$S = x^2/2 + (16000√2)/x$
I know I have to find the derivative and get the stationary points, then use the second derivative to find the one which gives a minimum value and then put that x value back into S to find the minimum value.

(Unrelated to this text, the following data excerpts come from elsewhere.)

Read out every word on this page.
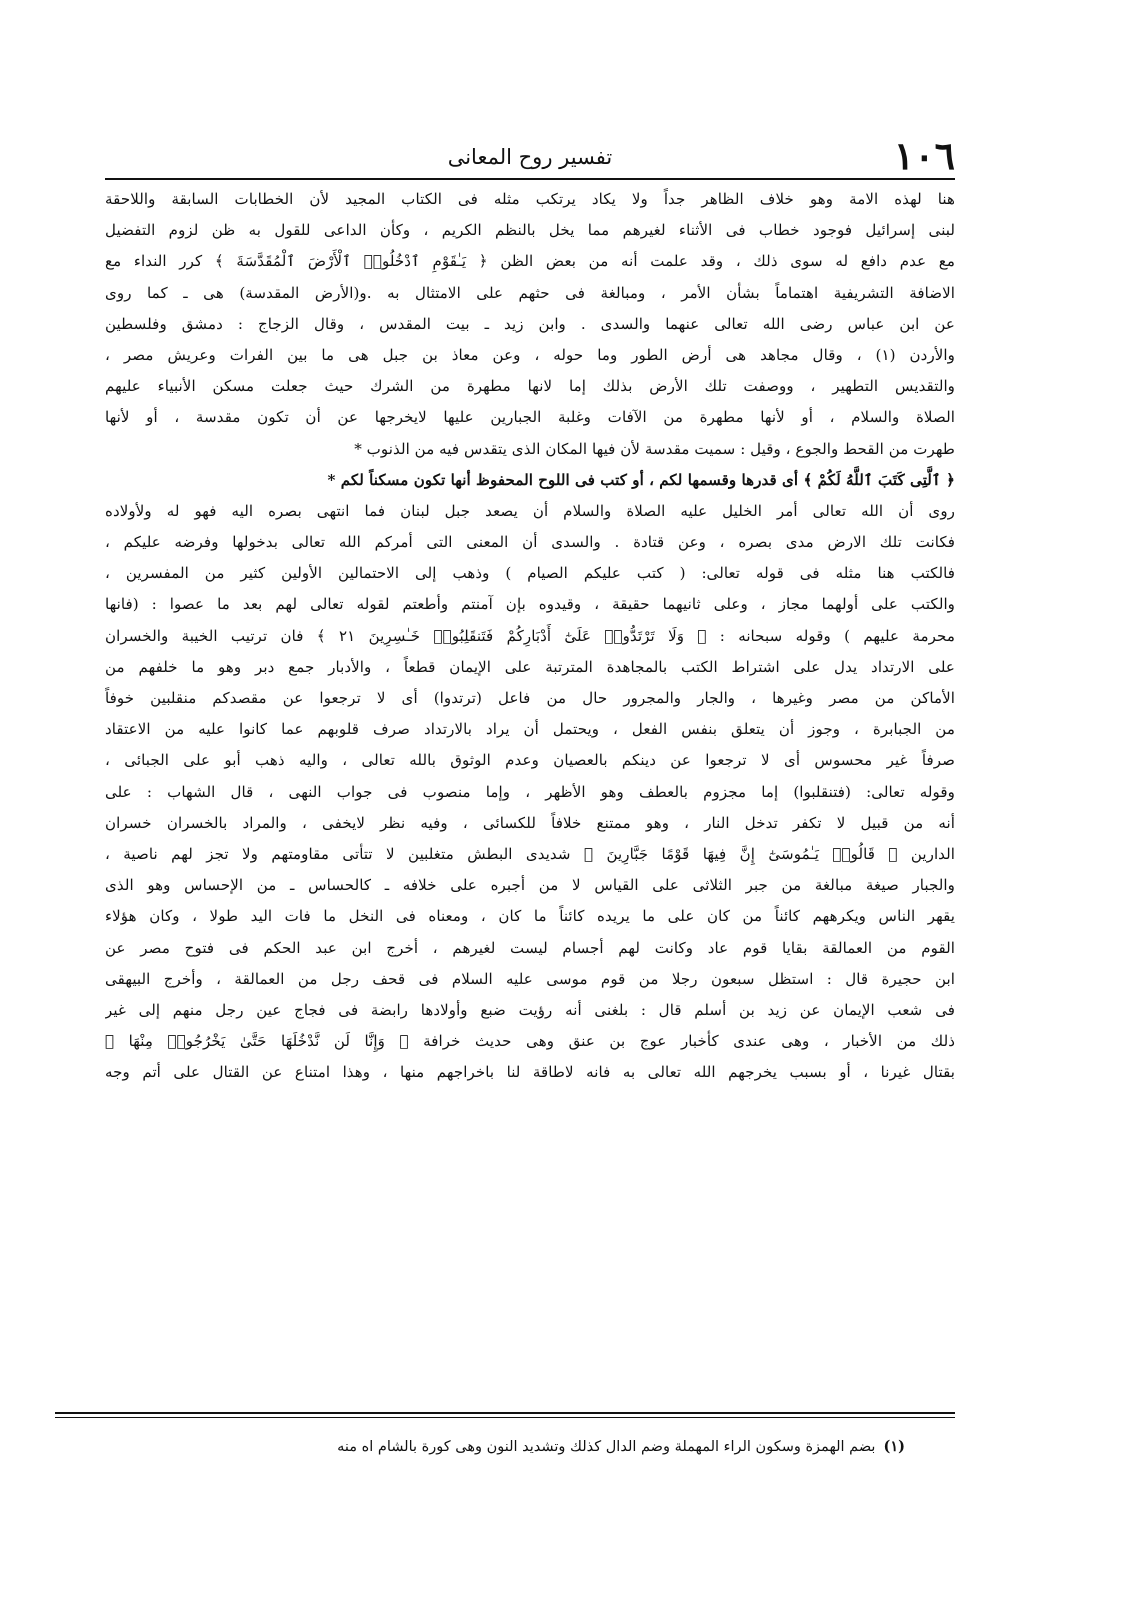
١٠٦
تفسير روح المعانى
هنا لهذه الامة وهو خلاف الظاهر جداً ولا يكاد يرتكب مثله فى الكتاب المجيد لأن الخطابات السابقة واللاحقة
لبنى إسرائيل فوجود خطاب فى الأثناء لغيرهم مما يخل بالنظم الكريم ، وكأن الداعى للقول به ظن لزوم التفضيل
مع عدم دافع له سوى ذلك ، وقد علمت أنه من بعض الظن ﴿ يَـٰقَوْمِ ٱدْخُلُوا۟ ٱلْأَرْضَ ٱلْمُقَدَّسَةَ ﴾ كرر النداء مع
الاضافة التشريفية اهتماماً بشأن الأمر ، ومبالغة فى حثهم على الامتثال به .و(الأرض المقدسة) هى ـ كما روى
عن ابن عباس رضى الله تعالى عنهما والسدى . وابن زيد ـ بيت المقدس ، وقال الزجاج : دمشق وفلسطين
والأردن (١) ، وقال مجاهد هى أرض الطور وما حوله ، وعن معاذ بن جبل هى ما بين الفرات وعريش مصر ،
والتقديس التطهير ، ووصفت تلك الأرض بذلك إما لانها مطهرة من الشرك حيث جعلت مسكن الأنبياء عليهم
الصلاة والسلام ، أو لأنها مطهرة من الآفات وغلبة الجبارين عليها لايخرجها عن أن تكون مقدسة ، أو لأنها
طهرت من القحط والجوع ، وقيل : سميت مقدسة لأن فيها المكان الذى يتقدس فيه من الذنوب *
﴿ ٱلَّتِى كَتَبَ ٱللَّهُ لَكُمْ ﴾ أى قدرها وقسمها لكم ، أو كتب فى اللوح المحفوظ أنها تكون مسكناً لكم *
روى أن الله تعالى أمر الخليل عليه الصلاة والسلام أن يصعد جبل لبنان فما انتهى بصره اليه فهو له ولأولاده
فكانت تلك الارض مدى بصره ، وعن قتادة . والسدى أن المعنى التى أمركم الله تعالى بدخولها وفرضه عليكم ،
فالكتب هنا مثله فى قوله تعالى: ( كتب عليكم الصيام ) وذهب إلى الاحتمالين الأولين كثير من المفسرين ،
والكتب على أولهما مجاز ، وعلى ثانيهما حقيقة ، وقيدوه بإن آمنتم وأطعتم لقوله تعالى لهم بعد ما عصوا : (فانها
محرمة عليهم ) وقوله سبحانه : ﴿ وَلَا تَرْتَدُّوا۟ عَلَىٰٓ أَدْبَارِكُمْ فَتَنقَلِبُوا۟ خَـٰسِرِينَ ٢١ ﴾ فان ترتيب الخيبة والخسران
على الارتداد يدل على اشتراط الكتب بالمجاهدة المترتبة على الإيمان قطعاً ، والأدبار جمع دبر وهو ما خلفهم من
الأماكن من مصر وغيرها ، والجار والمجرور حال من فاعل (ترتدوا) أى لا ترجعوا عن مقصدكم منقلبين خوفاً
من الجبابرة ، وجوز أن يتعلق بنفس الفعل ، ويحتمل أن يراد بالارتداد صرف قلوبهم عما كانوا عليه من الاعتقاد
صرفاً غير محسوس أى لا ترجعوا عن دينكم بالعصيان وعدم الوثوق بالله تعالى ، واليه ذهب أبو على الجبائى ،
وقوله تعالى: (فتنقلبوا) إما مجزوم بالعطف وهو الأظهر ، وإما منصوب فى جواب النهى ، قال الشهاب : على
أنه من قبيل لا تكفر تدخل النار ، وهو ممتنع خلافاً للكسائى ، وفيه نظر لايخفى ، والمراد بالخسران خسران
الدارين ﴿ قَالُوا۟ يَـٰمُوسَىٰٓ إِنَّ فِيهَا قَوْمًا جَبَّارِينَ ﴾ شديدى البطش متغلبين لا تتأتى مقاومتهم ولا تجز لهم ناصية ،
والجبار صيغة مبالغة من جبر الثلاثى على القياس لا من أجبره على خلافه ـ كالحساس ـ من الإحساس وهو الذى
يقهر الناس ويكرههم كائناً من كان على ما يريده كائناً ما كان ، ومعناه فى النخل ما فات اليد طولا ، وكان هؤلاء
القوم من العمالقة بقايا قوم عاد وكانت لهم أجسام ليست لغيرهم ، أخرج ابن عبد الحكم فى فتوح مصر عن
ابن حجيرة قال : استظل سبعون رجلا من قوم موسى عليه السلام فى قحف رجل من العمالقة ، وأخرج البيهقى
فى شعب الإيمان عن زيد بن أسلم قال : بلغنى أنه رؤيت ضبع وأولادها رابضة فى فجاج عين رجل منهم إلى غير
ذلك من الأخبار ، وهى عندى كأخبار عوج بن عنق وهى حديث خرافة ﴿ وَإِنَّا لَن نَّدْخُلَهَا حَتَّىٰ يَخْرُجُوا۟ مِنْهَا ﴾
بقتال غيرنا ، أو بسبب يخرجهم الله تعالى به فانه لاطاقة لنا باخراجهم منها ، وهذا امتناع عن القتال على أتم وجه
(١)بضم الهمزة وسكون الراء المهملة وضم الدال كذلك وتشديد النون وهى كورة بالشام اه منه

However, it seems like there are some issues with how I am differentiating because I keep getting absurd answers which I won't waste time outlining..
any advice?
Cheers
Best Answer
Let $f(x)=\frac{1}{2}x^2+\frac{16000\sqrt{2}}{x}$. We have that $$ f'(x)=\frac{1}{2}(2x)+\frac{-16000\sqrt{2}}{x^2}=x-\frac{16000\sqrt{2}}{x^2}. $$ To find the extrema, we set $f'(x)=0$, so $$ \begin{align*} x-\frac{16000\sqrt{2}}{x^2}=0 &\iff x=\frac{16000\sqrt{2}}{x^2} \\ &\iff x^3=16000\sqrt{2} \\ &\iff x=20\sqrt{2}. \end{align*} $$ Now, we find $f''(20\sqrt{2})$, $$ f''(x)=1+\frac{32000\sqrt{2}}{x^3} \ \ \ \textrm{so} \ \ \ f''(20\sqrt{2})=3. $$ Since $f''(20\sqrt{2})>0$, we know the function is concave up at $x=20\sqrt{2}$, thus $f(20\sqrt{2})=1200$ is a minimum of the function. If you look at the graph of the function though, it is pretty clear that the function only has a local minimum, not an absolute one, that is if you are considering the domain of $f$ to be $\mathbb{R}$ and not $\mathbb{R}^+$.